Thrips were prevalent in Georgia peanut fields this year and caused heavy damage in some areas, says Beasley. During dry weather periods, lesser cornstalk borer reduced plant stands and fed on newly developing pegs. By early July, leafhopper damage also was a problem in some fields, he adds.
The major insect problem affecting Georgia peanuts in 2002 was beet armyworms, he continues. “These foliage-feeding insects are difficult to control, and they were defoliating a number of fields.
“As luck would have it, the EPA approved the label of Steward insecticide in early July. Steward is very effective on beet armyworm, and this saved a number of fields from significant yield loss. Other foliage-feeding insects, especially fall armyworms, also infested some fields. These insect problems resulted in growers having to treat fields that normally would not have been treated with insecticide, thus increasing cost of production.”

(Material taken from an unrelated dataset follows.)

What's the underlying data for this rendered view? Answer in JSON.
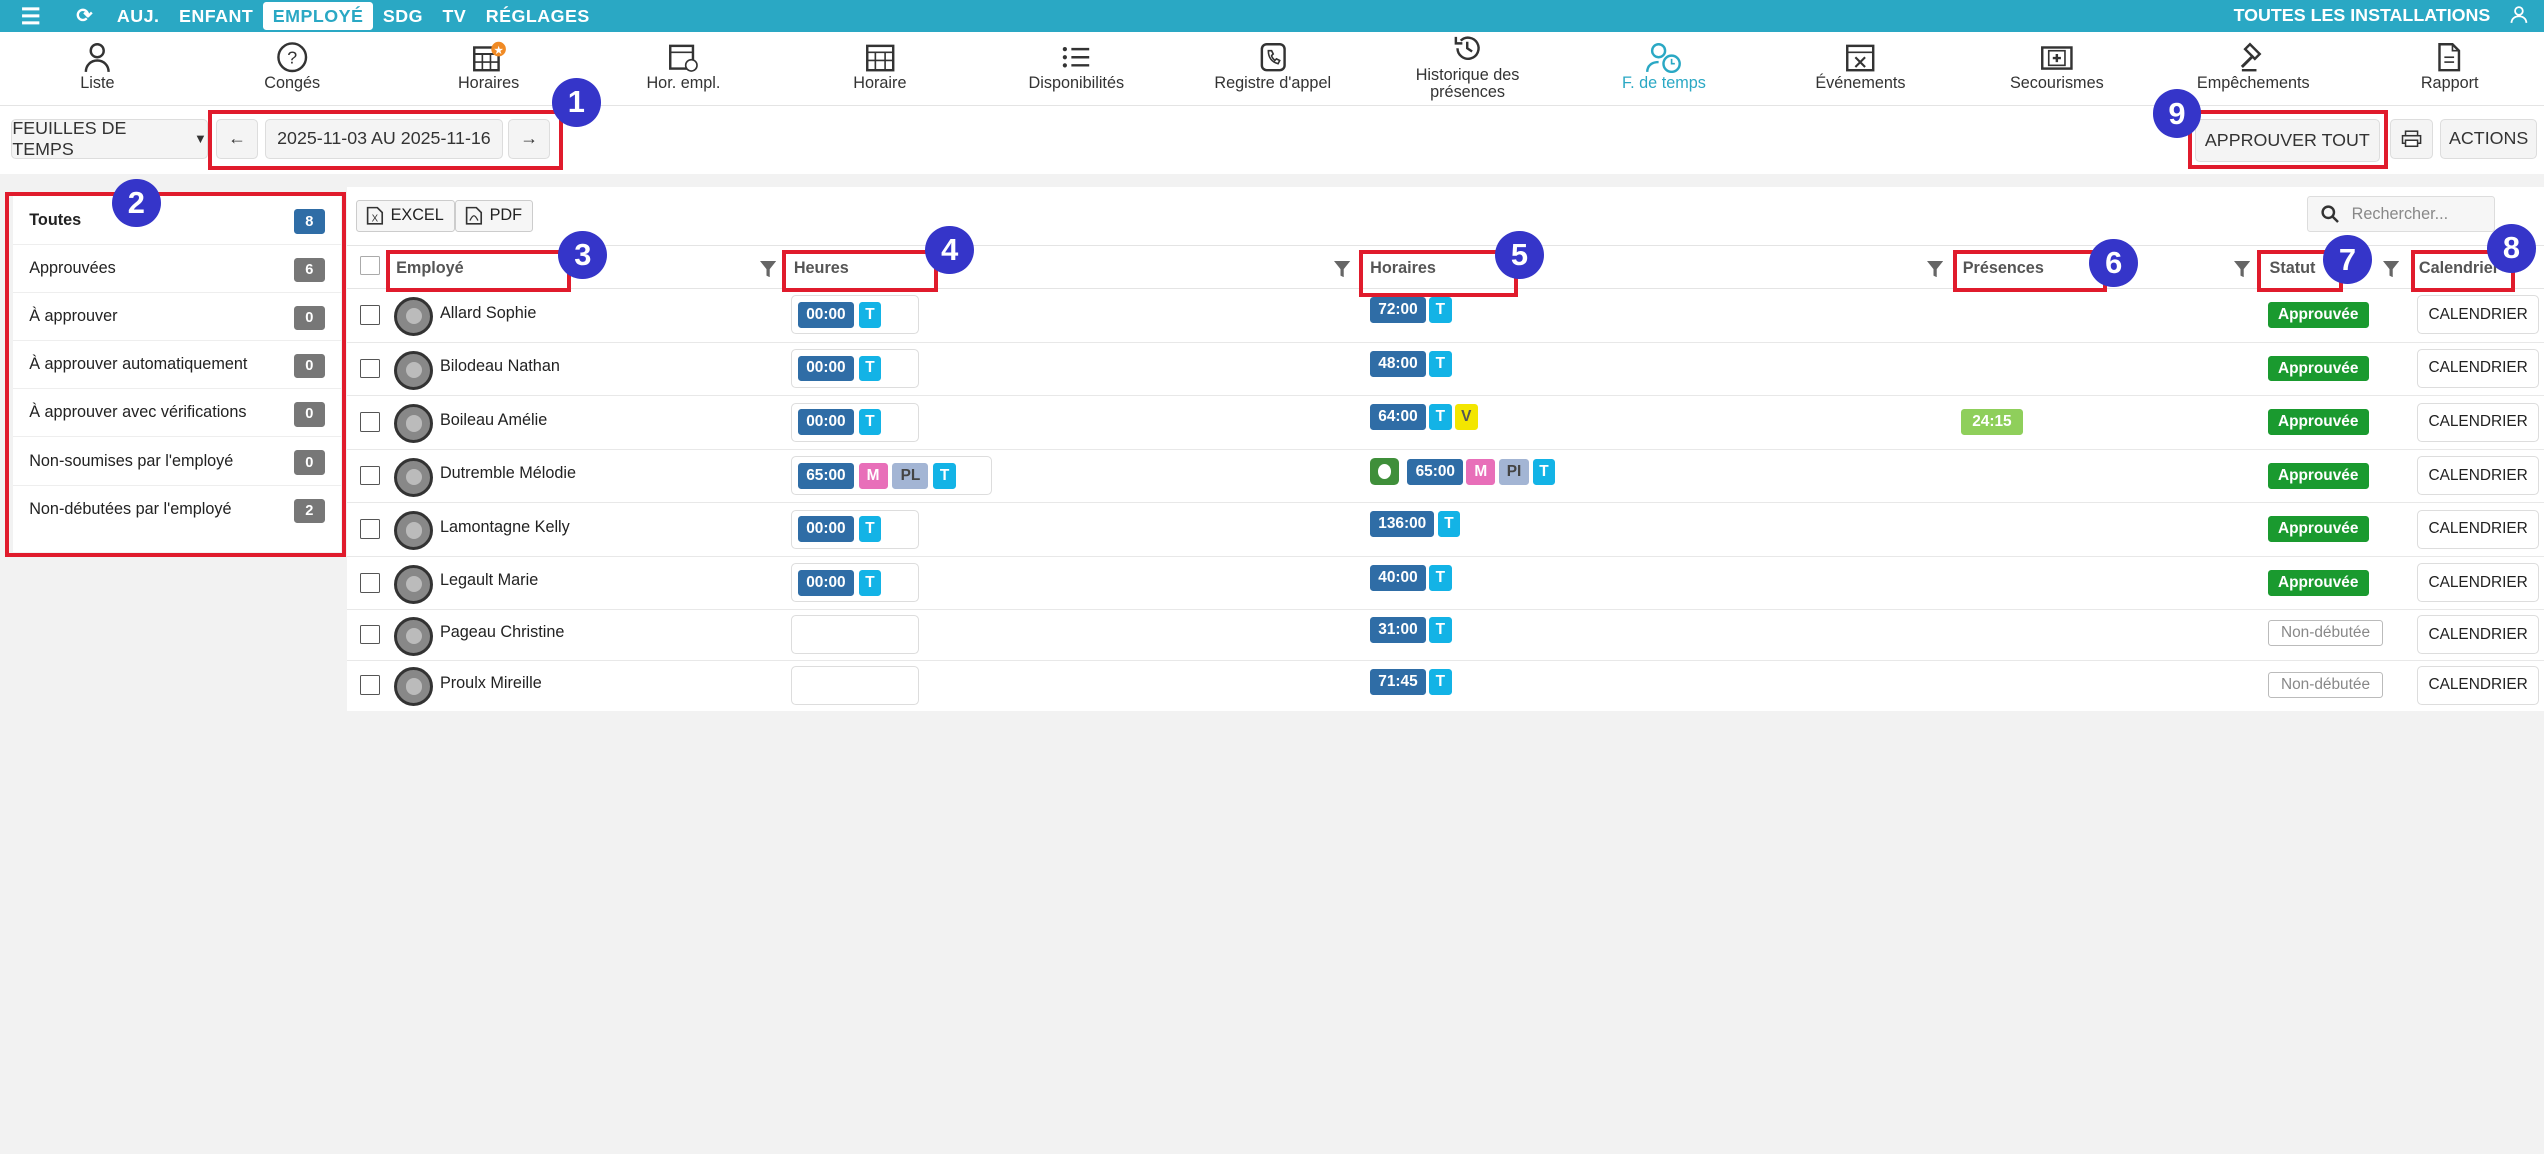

Weed control in this year's peanut crop either was outstanding or poor, says Beasley. Nutsedge was prevalent in many fields and pigweed continues to cause problems for many growers, he says.
“As the season progressed, Florida beggarweed began to emerge. The price of Cadre herbicide was reduced to a level that as much as 75 to 80 percent of Georgia's peanut acreage was treated. This could cause problems for cotton producers as the Cadre label requires a plant-back restriction of 18 months for cotton in a field where Cadre was applied to peanuts.”
Seed suppliers report that 80 percent of Georgia's 2002 peanut acreage was planted in the Georgia Green variety, says Beasley. These same sources indicate that 11 percent was planted in AgraTech 201 and 9 percent in C-99R.
“Georgia Green has performed very well under some very stressful, as well as very good growing conditions. It has a good level of resistance to tomato spotted wilt virus and has a mild maturity range. Seed quality for this year's crop was very good. We saw few stand problems related to seed quality.”
Prior to the onslaught of tropical storms and hurricanes, beginning the second week in September, there had been just enough scattered rain in Georgia to avert a total disaster, says Beasley.
“Some fields had enough rainfall to prevent plants from wilting while others received well below normal amounts of rain. During the critical pegging, pod development and pod fill stages, a peanut needs two inches of water per week. Most of Georgia's crop was in these stages from mid-June until early September.”